The sessions in Denver forged an ambitious timeline to convince the House and Senate to include DACA protections in a must-pass government funding bill due December 8.

Flora said young people hope to build on recent efforts, including last week's silent vigil aimed at Republican Representative Scott Tipton in Pueblo, a rally at Colorado Springs City Hall, a statewide phone bank in Denver and a national student walkout.

Research from the American Immigration Council said the loss of DACA recipients could take an economic toll in Colorado. In 2016, they paid an estimated $34 million in state and local taxes. And immigrant-led households contributed over $3 billion in taxes overall in 2014.

Flora warned that deporting young people would mean even deeper losses to communities.

"But also, the incredible social costs and emotional costs of separating families that have been accelerated to even new levels under the Trump administration," she said.

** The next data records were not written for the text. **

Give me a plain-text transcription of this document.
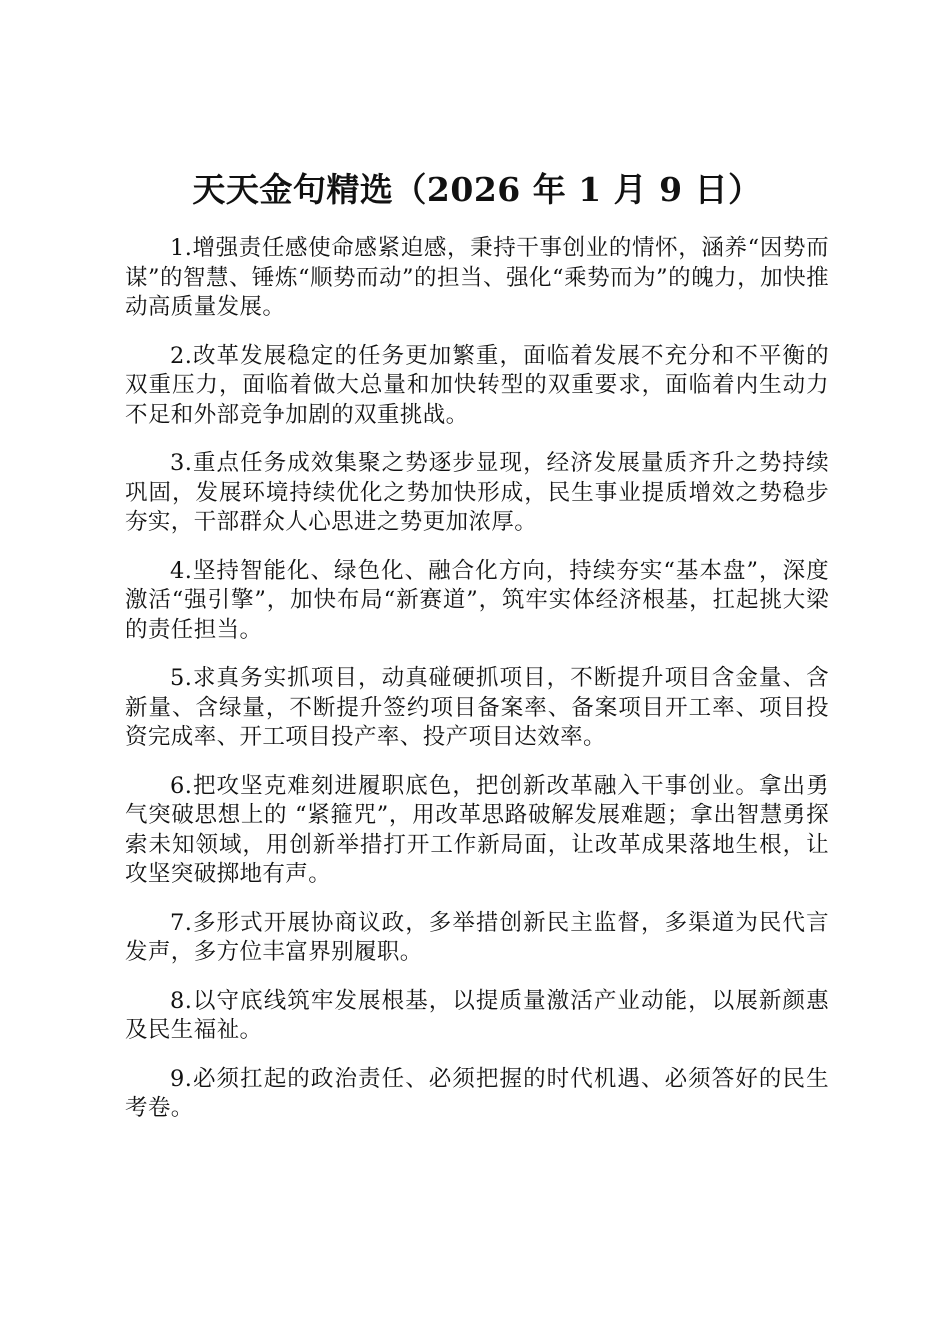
天天金句精选（2026 年 1 月 9 日）

1.增强责任感使命感紧迫感，秉持干事创业的情怀，涵养“因势而谋”的智慧、锤炼“顺势而动”的担当、强化“乘势而为”的魄力，加快推动高质量发展。

2.改革发展稳定的任务更加繁重，面临着发展不充分和不平衡的双重压力，面临着做大总量和加快转型的双重要求，面临着内生动力不足和外部竞争加剧的双重挑战。

3.重点任务成效集聚之势逐步显现，经济发展量质齐升之势持续巩固，发展环境持续优化之势加快形成，民生事业提质增效之势稳步夯实，干部群众人心思进之势更加浓厚。

4.坚持智能化、绿色化、融合化方向，持续夯实“基本盘”，深度激活“强引擎”，加快布局“新赛道”，筑牢实体经济根基，扛起挑大梁的责任担当。

5.求真务实抓项目，动真碰硬抓项目，不断提升项目含金量、含新量、含绿量，不断提升签约项目备案率、备案项目开工率、项目投资完成率、开工项目投产率、投产项目达效率。

6.把攻坚克难刻进履职底色，把创新改革融入干事创业。拿出勇气突破思想上的 “紧箍咒”，用改革思路破解发展难题；拿出智慧勇探索未知领域，用创新举措打开工作新局面，让改革成果落地生根，让攻坚突破掷地有声。

7.多形式开展协商议政，多举措创新民主监督，多渠道为民代言发声，多方位丰富界别履职。

8.以守底线筑牢发展根基，以提质量激活产业动能，以展新颜惠及民生福祉。

9.必须扛起的政治责任、必须把握的时代机遇、必须答好的民生考卷。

In September, President Trump announced he was ending DACA - which protects more than 17,000 Coloradans and 800,000 people nationally - leaving it up to Congress to resolve the matter. Flora said reps in D.C. could learn from the leadership being demonstrated by young people across the nation.

"Who are standing up and saying, 'We are part of this community, our family members are part of this community, and we need a path to legalization,'" she said. "Because this is in the best interest of all of our community members, and our state and our country."

If Congress does not act, DACA protections are set to expire in March of 2018.